As long as our hypothetical Blub programmer is looking down the power continuum, he knows he’s looking down. Languages less powerful than Blub are obviously less powerful, because they’re missing some feature he’s used to. But when our hypothetical Blub programmer looks in the other direction, up the power continuum, he doesn’t realize he’s looking up. What he sees are merely weird languages. He probably considers them about equivalent in power to Blub, but with all this other hairy stuff thrown in as well. Blub is good enough for him, because he thinks in Blub.

Most people without the experience of them can’t see language features as really useful things. I know an otherwise extremely talented programmer who can’t see the value of garbage collection and thinks it simply encourages “lazy programming” even as he struggles to find the right location to delete objects shared and referenced by many others. Are you claiming to be such a renaissance person as to be able instantly to recognize the value and worth of every new programming feature to which you are exposed?

Furthermore, I posit that the language developers spend the most time in becomes their Blub.  Meaning that, after some magical point in your development career, switching languages becomes more difficult because you’re trapped in the Blub Paradox.

Flame On, When You’re Stuck with Blub

If you’re stuck on your Blub, you’re going to have that same cynic view of newer programming languages.  And there are plenty around today that are getting press that, depending on your perspective, you may have that same “well, they’re probably powerful but they have all that hairy stuff in there I don’t understand” reaction.  That’s Blub at work.

I’ve become painfully aware that Java is my Blub.  You can see evidence of me stuck in the Blub Paradox in my posts about Google Go.  The continuum viewing paradigm above is absolutely bang-on:  Spotting a more powerful language is incredibly difficult once you have a long series of programming habits in a particular language.  Maybe it’s just a consequence of a long programming career.  Could be mental inertia.  It doesn’t really matter where it comes from, as long as you are aware of the effect.
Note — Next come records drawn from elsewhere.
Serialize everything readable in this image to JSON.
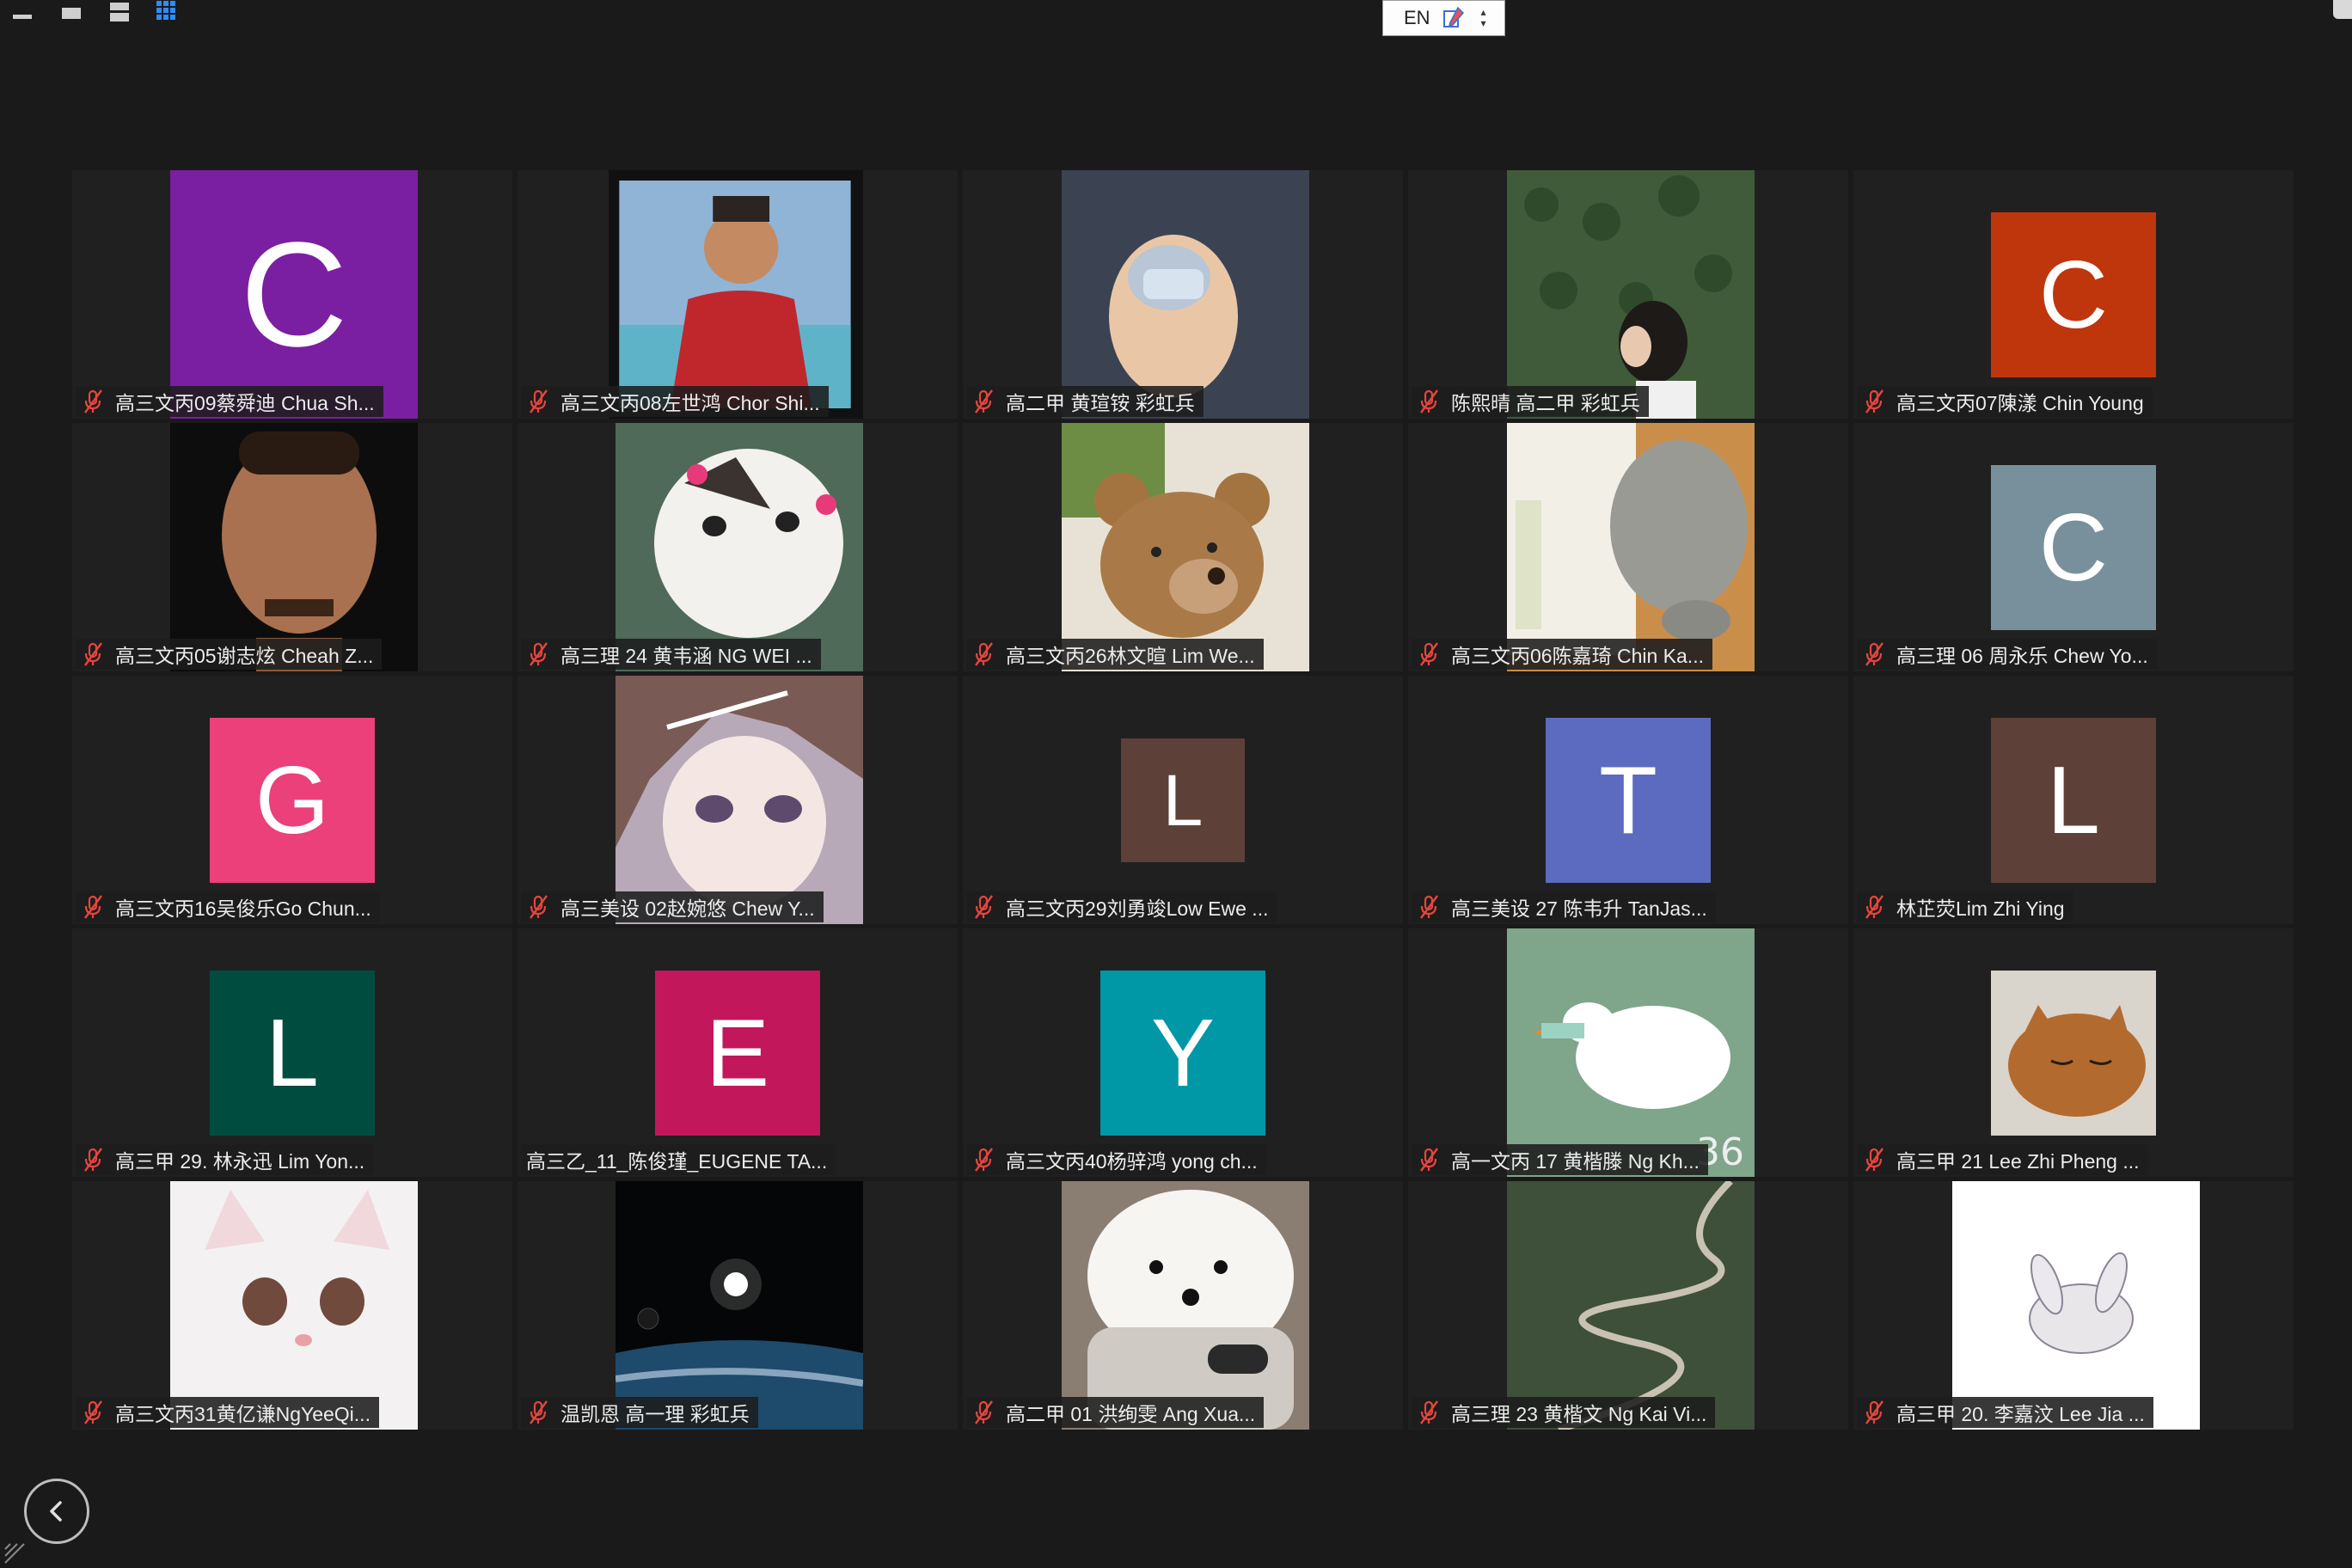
{
  "toolbar": {
    "buttons": [
      {
        "name": "minimize-view-button",
        "icon": "minimize-icon"
      },
      {
        "name": "speaker-view-button",
        "icon": "single-window-icon"
      },
      {
        "name": "strip-view-button",
        "icon": "strip-view-icon"
      },
      {
        "name": "gallery-view-button",
        "icon": "grid-icon",
        "active": true
      }
    ]
  },
  "language_bar": {
    "code": "EN",
    "icon": "input-method-icon"
  },
  "colors": {
    "background": "#1a1a1a",
    "tile": "#202020",
    "accent": "#2d8cff",
    "muted_mic": "#e8453c"
  },
  "participants": [
    {
      "name": "高三文丙09蔡舜迪 Chua Sh...",
      "muted": true,
      "avatar": {
        "type": "initial",
        "letter": "C",
        "color": "#7b1fa2"
      }
    },
    {
      "name": "高三文丙08左世鸿 Chor Shi...",
      "muted": true,
      "avatar": {
        "type": "photo",
        "subject": "young man in red tank top by pool"
      }
    },
    {
      "name": "高二甲 黄瑄铵  彩虹兵",
      "muted": true,
      "avatar": {
        "type": "photo",
        "subject": "kitten with surgical mask"
      }
    },
    {
      "name": "陈熙晴 高二甲 彩虹兵",
      "muted": true,
      "avatar": {
        "type": "photo",
        "subject": "girl in front of plant wall"
      }
    },
    {
      "name": "高三文丙07陳漾 Chin Young",
      "muted": true,
      "avatar": {
        "type": "initial",
        "letter": "C",
        "color": "#bf360c"
      }
    },
    {
      "name": "高三文丙05谢志炫 Cheah Z...",
      "muted": true,
      "avatar": {
        "type": "photo",
        "subject": "man portrait"
      }
    },
    {
      "name": "高三理 24 黄韦涵 NG WEI ...",
      "muted": true,
      "avatar": {
        "type": "photo",
        "subject": "calico cat with pink bows"
      }
    },
    {
      "name": "高三文丙26林文暄 Lim We...",
      "muted": true,
      "avatar": {
        "type": "photo",
        "subject": "teddy bear"
      }
    },
    {
      "name": "高三文丙06陈嘉琦 Chin Ka...",
      "muted": true,
      "avatar": {
        "type": "photo",
        "subject": "cat sleeping on book"
      }
    },
    {
      "name": "高三理 06 周永乐 Chew Yo...",
      "muted": true,
      "avatar": {
        "type": "initial",
        "letter": "C",
        "color": "#78909c"
      }
    },
    {
      "name": "高三文丙16吴俊乐Go Chun...",
      "muted": true,
      "avatar": {
        "type": "initial",
        "letter": "G",
        "color": "#ec407a"
      }
    },
    {
      "name": "高三美设 02赵婉悠 Chew Y...",
      "muted": true,
      "avatar": {
        "type": "photo",
        "subject": "anime girl"
      }
    },
    {
      "name": "高三文丙29刘勇竣Low Ewe ...",
      "muted": true,
      "avatar": {
        "type": "initial",
        "letter": "L",
        "color": "#5d4037"
      }
    },
    {
      "name": "高三美设 27 陈韦升 TanJas...",
      "muted": true,
      "avatar": {
        "type": "initial",
        "letter": "T",
        "color": "#5c6bc0"
      }
    },
    {
      "name": "林芷荧Lim Zhi Ying",
      "muted": true,
      "avatar": {
        "type": "initial",
        "letter": "L",
        "color": "#5d4037"
      }
    },
    {
      "name": "高三甲 29. 林永迅 Lim Yon...",
      "muted": true,
      "avatar": {
        "type": "initial",
        "letter": "L",
        "color": "#004d40"
      }
    },
    {
      "name": "高三乙_11_陈俊瑾_EUGENE TA...",
      "muted": false,
      "avatar": {
        "type": "initial",
        "letter": "E",
        "color": "#c2185b"
      }
    },
    {
      "name": "高三文丙40杨骍鸿 yong ch...",
      "muted": true,
      "avatar": {
        "type": "initial",
        "letter": "Y",
        "color": "#0097a7"
      }
    },
    {
      "name": "高一文丙 17 黄楷滕 Ng Kh...",
      "muted": true,
      "avatar": {
        "type": "photo",
        "subject": "goose cartoon",
        "overlay_text": "36"
      }
    },
    {
      "name": "高三甲 21 Lee Zhi Pheng ...",
      "muted": true,
      "avatar": {
        "type": "photo",
        "subject": "sleeping orange cat"
      }
    },
    {
      "name": "高三文丙31黄亿谦NgYeeQi...",
      "muted": true,
      "avatar": {
        "type": "photo",
        "subject": "white fluffy kitten"
      }
    },
    {
      "name": "温凯恩 高一理 彩虹兵",
      "muted": true,
      "avatar": {
        "type": "photo",
        "subject": "planet and moon over earth"
      }
    },
    {
      "name": "高二甲 01 洪绚雯 Ang Xua...",
      "muted": true,
      "avatar": {
        "type": "photo",
        "subject": "white puppy with phone"
      }
    },
    {
      "name": "高三理 23 黄楷文 Ng Kai Vi...",
      "muted": true,
      "avatar": {
        "type": "photo",
        "subject": "winding mountain road"
      }
    },
    {
      "name": "高三甲 20. 李嘉汶 Lee Jia ...",
      "muted": true,
      "avatar": {
        "type": "photo",
        "subject": "sketch of rabbit"
      }
    }
  ],
  "back_button": {
    "icon": "chevron-left-icon"
  }
}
You can probably spot any programmer’s Blub, just by asking what he or she works in daily.  Jeff Atwood’s is probably C# or ASP by now.  Larry Wall’s is perl.  Bjarne’s is C++.*  The list goes on and on.  If you’ve been programming more than 5-7 years in a language, you’ve probably got a Blub too.

What makes this even harder is that your day-to-day work totally absorbs your programming time, particularly as you get older with a family.  Finding time for new programming projects on the side gets squeezed and you find yourself falling back on things you already know instead of digging into something you view as weird, but potentially useful.  That squeeze may ultimately turn into, “Well, why bother with X when I already have Blub?”  That’s the danger of Blub.

It’s OK to have a blind spot.  But, you should be aware that it exists and avoid the prejudice filter that comes with it.

The next time you’re tempted to look down on a language because it’s weird, as opposed to just inferior, remember the Blub Paradox and maybe spend some time in it before you strike the match and grab the gasoline.  You can bet that I will.

* I am completely guessing on these, based solely on the fact of what I read about their current exploits.  I reserve the right to be wrong about any particular programmer’s Blub, while still retaining the right to assert that Blub Paradox is still in effect.